New IETF Token Binding Specifications
Fortunately, Internet-enabled operating systems and authentication protocols are gearing up their level of assurance for token utilization. Google and Microsoft have teamed up to develop new IETF specifications. I quote from the draft Token Binding over HTTP:
“We describe both first-party as well as federated scenarios. In a first-party scenario, an HTTP server issues a security token (such as a cookie) to a client, and expects the client to send the security token back to the server at a later time in order to authenticate. Binding the token to the TLS connection between client and server protects the security token from theft, and ensures that the security token can only be used by the client that it was issued to. Federated token bindings, on the other hand, allow servers to cryptographically bind security tokens to a TLS connection that the client has with a different server than the one issuing the token.”
The companion Token Binding Protocol draft specification defines “a Token Binding ID for a TLS connection between a client and a server. The Token Binding ID of a TLS connection is related to a private key that the client proves possession of to the server, and is long-lived (i.e., subsequent TLS connections between the same client and server have the same Token Binding ID). When issuing a security token (e.g. an HTTP cookie or an OAuth token) to a client, the server can include the Token Binding ID in the token, thus cryptographically binding the token to TLS connections between that particular client and server, and inoculating the token against theft by attackers.”
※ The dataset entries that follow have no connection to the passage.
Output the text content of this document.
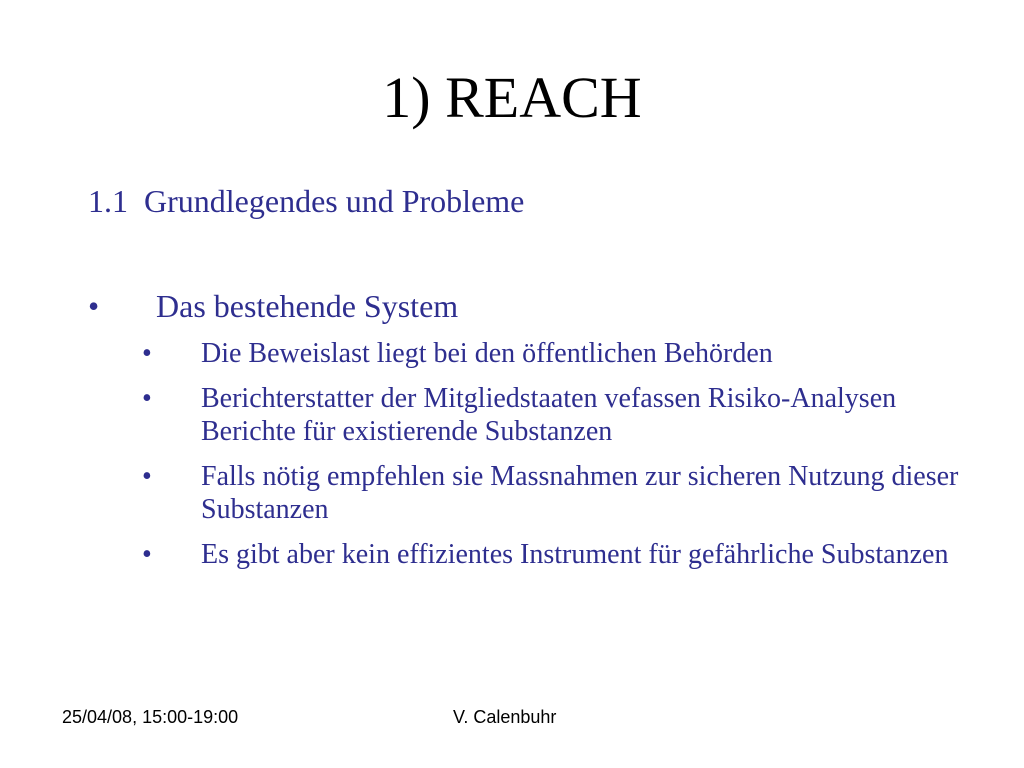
1) REACH
1.1  Grundlegendes und Probleme
•	Das bestehende System
•	Die Beweislast liegt bei den öffentlichen Behörden
•	Berichterstatter der Mitgliedstaaten vefassen Risiko-Analysen Berichte für existierende Substanzen
•	Falls nötig empfehlen sie Massnahmen zur sicheren Nutzung dieser Substanzen
•	Es gibt aber kein effizientes Instrument für gefährliche Substanzen
25/04/08, 15:00-19:00	V. Calenbuhr
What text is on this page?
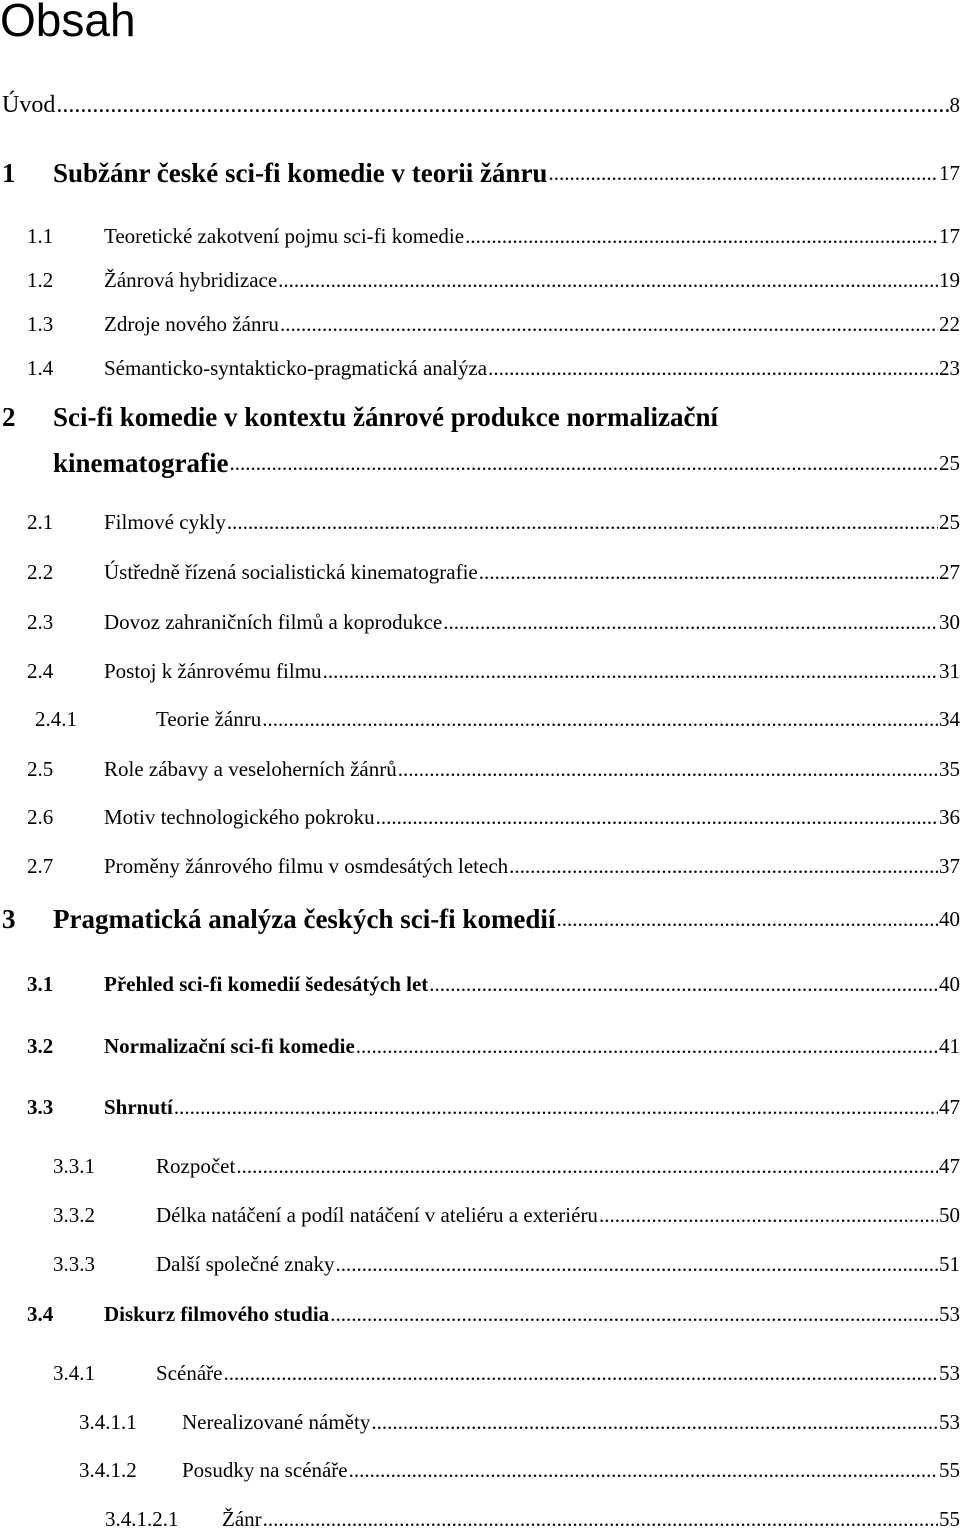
Obsah
Úvod .....	8
1	Subžánr české sci-fi komedie v teorii žánru .....	17
1.1	Teoretické zakotvení pojmu sci-fi komedie .....	17
1.2	Žánrová hybridizace .....	19
1.3	Zdroje nového žánru .....	22
1.4	Sémanticko-syntakticko-pragmatická analýza .....	23
2	Sci-fi komedie v kontextu žánrové produkce normalizační
kinematografie .....	25
2.1	Filmové cykly .....	25
2.2	Ústředně řízená socialistická kinematografie .....	27
2.3	Dovoz zahraničních filmů a koprodukce .....	30
2.4	Postoj k žánrovému filmu .....	31
2.4.1	Teorie žánru .....	34
2.5	Role zábavy a veseloherních žánrů .....	35
2.6	Motiv technologického pokroku .....	36
2.7	Proměny žánrového filmu v osmdesátých letech .....	37
3	Pragmatická analýza českých sci-fi komedií .....	40
3.1	Přehled sci-fi komedií šedesátých let .....	40
3.2	Normalizační sci-fi komedie .....	41
3.3	Shrnutí .....	47
3.3.1	Rozpočet .....	47
3.3.2	Délka natáčení a podíl natáčení v ateliéru a exteriéru .....	50
3.3.3	Další společné znaky .....	51
3.4	Diskurz filmového studia .....	53
3.4.1	Scénáře .....	53
3.4.1.1	Nerealizované náměty .....	53
3.4.1.2	Posudky na scénáře .....	55
3.4.1.2.1	Žánr .....	55
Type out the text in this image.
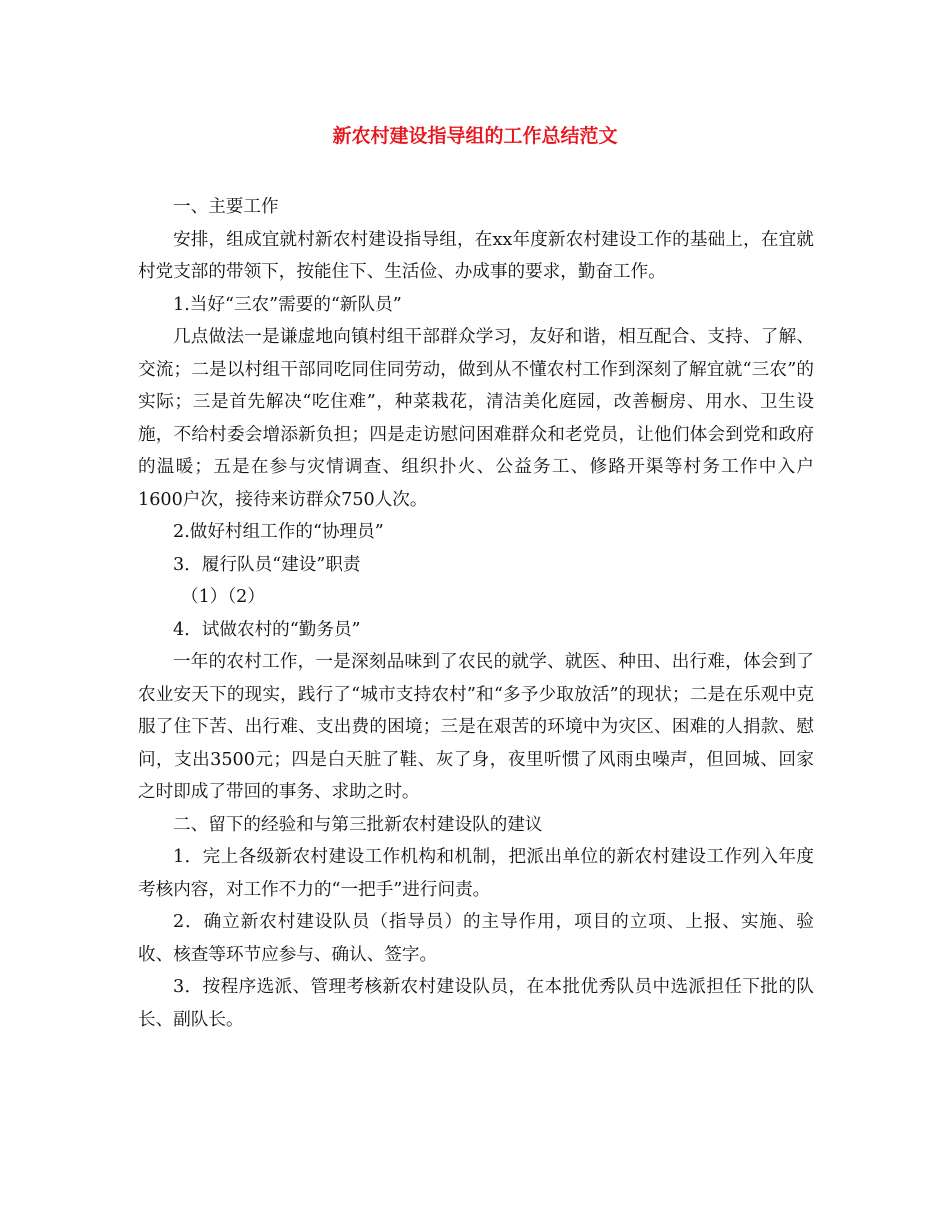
新农村建设指导组的工作总结范文

一、主要工作

安排，组成宜就村新农村建设指导组，在xx年度新农村建设工作的基础上，在宜就村党支部的带领下，按能住下、生活俭、办成事的要求，勤奋工作。

1.当好“三农”需要的“新队员”

几点做法一是谦虚地向镇村组干部群众学习，友好和谐，相互配合、支持、了解、交流；二是以村组干部同吃同住同劳动，做到从不懂农村工作到深刻了解宜就“三农”的实际；三是首先解决“吃住难”，种菜栽花，清洁美化庭园，改善橱房、用水、卫生设施，不给村委会增添新负担；四是走访慰问困难群众和老党员，让他们体会到党和政府的温暖；五是在参与灾情调查、组织扑火、公益务工、修路开渠等村务工作中入户1600户次，接待来访群众750人次。

2.做好村组工作的“协理员”

3．履行队员“建设”职责

（1）（2）

4．试做农村的“勤务员”

一年的农村工作，一是深刻品味到了农民的就学、就医、种田、出行难，体会到了农业安天下的现实，践行了“城市支持农村”和“多予少取放活”的现状；二是在乐观中克服了住下苦、出行难、支出费的困境；三是在艰苦的环境中为灾区、困难的人捐款、慰问，支出3500元；四是白天脏了鞋、灰了身，夜里听惯了风雨虫噪声，但回城、回家之时即成了带回的事务、求助之时。

二、留下的经验和与第三批新农村建设队的建议

1．完上各级新农村建设工作机构和机制，把派出单位的新农村建设工作列入年度考核内容，对工作不力的“一把手”进行问责。

2．确立新农村建设队员（指导员）的主导作用，项目的立项、上报、实施、验收、核查等环节应参与、确认、签字。

3．按程序选派、管理考核新农村建设队员，在本批优秀队员中选派担任下批的队长、副队长。
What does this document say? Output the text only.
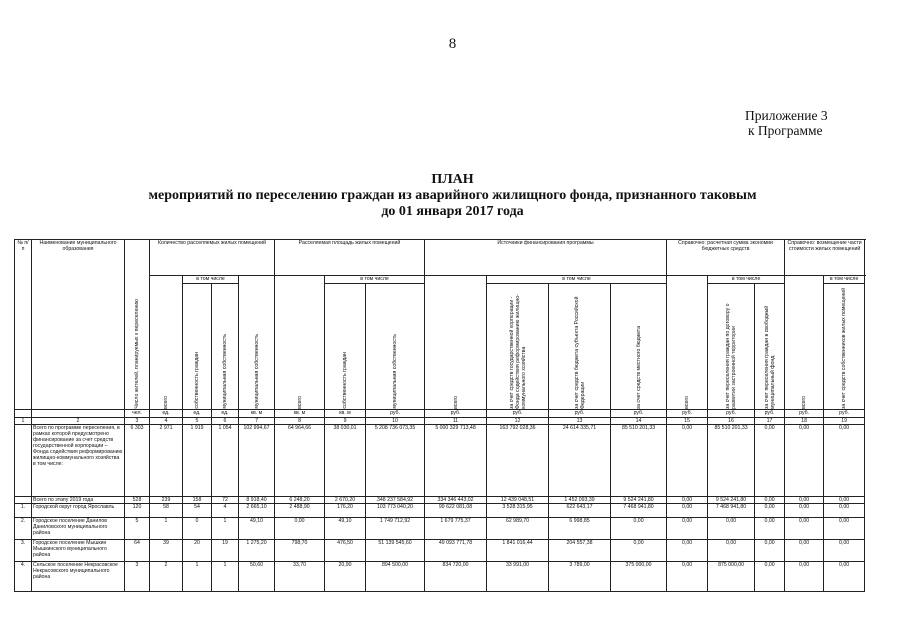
8
Приложение 3
к Программе
ПЛАН
мероприятий по переселению граждан из аварийного жилищного фонда, признанного таковым
до 01 января 2017 года
№ п/п	Наименование муниципального образования	Число жителей, планируемых к переселению	Количество расселяемых жилых помещений				Расселяемая площадь жилых помещений			Источники финансирования программы				Справочно: расчетная сумма экономии бюджетных средств			Справочно: возмещение части стоимости жилых помещений		

			всего	в том числе		муниципальная собственность	всего	в том числе		всего	в том числе			всего	в том числе		всего	в том числе	

				собственность граждан	муниципальная собственность			собственность граждан	муниципальная собственность		за счет средств государственной корпорации - Фонда содействия реформированию жилищно-коммунального хозяйства	за счет средств бюджета субъекта Российской Федерации	за счет средств местного бюджета		за счет переселения граждан по договору о развитии застроенной территории	за счет переселения граждан в свободный муниципальный фонд		за счет средств собственников жилых помещений

		чел.	ед.	ед.	ед.	кв. м	кв. м	кв. м	руб.	руб.	руб.	руб.	руб.	руб.	руб.	руб.	руб.	руб.	
1	2	3	4	5	6	7	8	9	10	11	12	13	14	15	16	17	18	19	
	Всего по программе переселения, в рамках которой предусмотрено финансирование за счет средств государственной корпорации – Фонда содействия реформированию жилищно-коммунального хозяйства в том числе:	6 303	2 971	1 919	1 054	102 994,67	64 964,66	38 030,01	5 208 736 073,35	5 000 329 713,48	163 792 028,36	24 614 335,71	85 510 201,33	0,00	85 510 201,33	0,00	0,00	0,00	
	Всего по этапу 2019 года	528	239	158	72	8 918,40	6 248,20	2 670,20	348 237 584,92	334 346 443,02	12 439 048,51	1 452 093,39	9 524 241,80	0,00	9 524 241,80	0,00	0,00	0,00	
1.	Городской округ город Ярославль	120	58	54	4	2 665,10	2 488,90	176,20	103 773 040,20	99 622 081,08	3 528 315,95	622 643,17	7 468 941,80	0,00	7 468 941,80	0,00	0,00	0,00	
2.	Городское поселение Данилов Даниловского муниципального района	5	1	0	1	49,10	0,00	49,10	1 749 712,92	1 679 775,37	62 989,70	6 998,85	0,00	0,00	0,00	0,00	0,00	0,00	
3.	Городское поселение Мышкин Мышкинского муниципального района	64	39	20	19	1 275,20	798,70	476,50	51 139 545,60	49 093 771,78	1 841 016,44	204 557,38	0,00	0,00	0,00	0,00	0,00	0,00	
4.	Сельское поселение Некрасовское Некрасовского муниципального района	3	2	1	1	50,60	33,70	20,90	894 500,00	834 720,00	33 991,00	3 789,00	375 000,00	0,00	875 000,00	0,00	0,00	0,00	
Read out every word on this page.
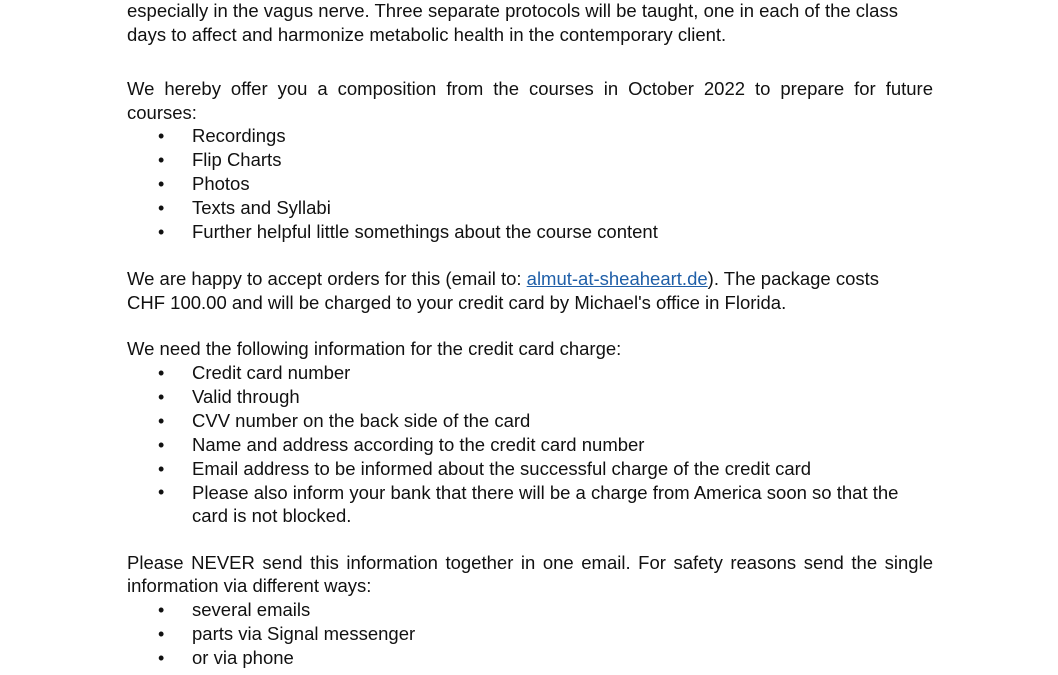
especially in the vagus nerve. Three separate protocols will be taught, one in each of the class
days to affect and harmonize metabolic health in the contemporary client.

We hereby offer you a composition from the courses in October 2022 to prepare for future courses:

• Recordings
• Flip Charts
• Photos
• Texts and Syllabi
• Further helpful little somethings about the course content

We are happy to accept orders for this (email to: almut-at-sheaheart.de). The package costs
CHF 100.00 and will be charged to your credit card by Michael's office in Florida.

We need the following information for the credit card charge:

• Credit card number
• Valid through
• CVV number on the back side of the card
• Name and address according to the credit card number
• Email address to be informed about the successful charge of the credit card
• Please also inform your bank that there will be a charge from America soon so that the card is not blocked.

Please NEVER send this information together in one email. For safety reasons send the single information via different ways:

• several emails
• parts via Signal messenger
• or via phone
Implementations Hitting the Street
Google has already implemented functionality from the draft specs in Chrome, and Microsoft is working to include the functionality in Windows 10, which will include future versions of Internet Explorer. Note the strong cryptography pattern from the second italicized paragraph – the Token Binding ID is related to a private key that the client proves possession of the server. That may make those of us who can remember Public Key Infrastructure (PKI’s) long Trough of Disillusion pause…
But don’t worry. Token binding only requires public key cryptography (PKC) not the full-blown PKI. And its completely transparent to users. There are challenges with computational complexity performance for PKC in very small devices (think IoT) but new authentication standards related to token binding will deal with that.
Get these new IETF specifications on your radar screen, watch for further progress, and favor solutions that support them. I have a feeling they’ll become commonplace and make all our work on stronger authentication at the user layer much more worthwhile.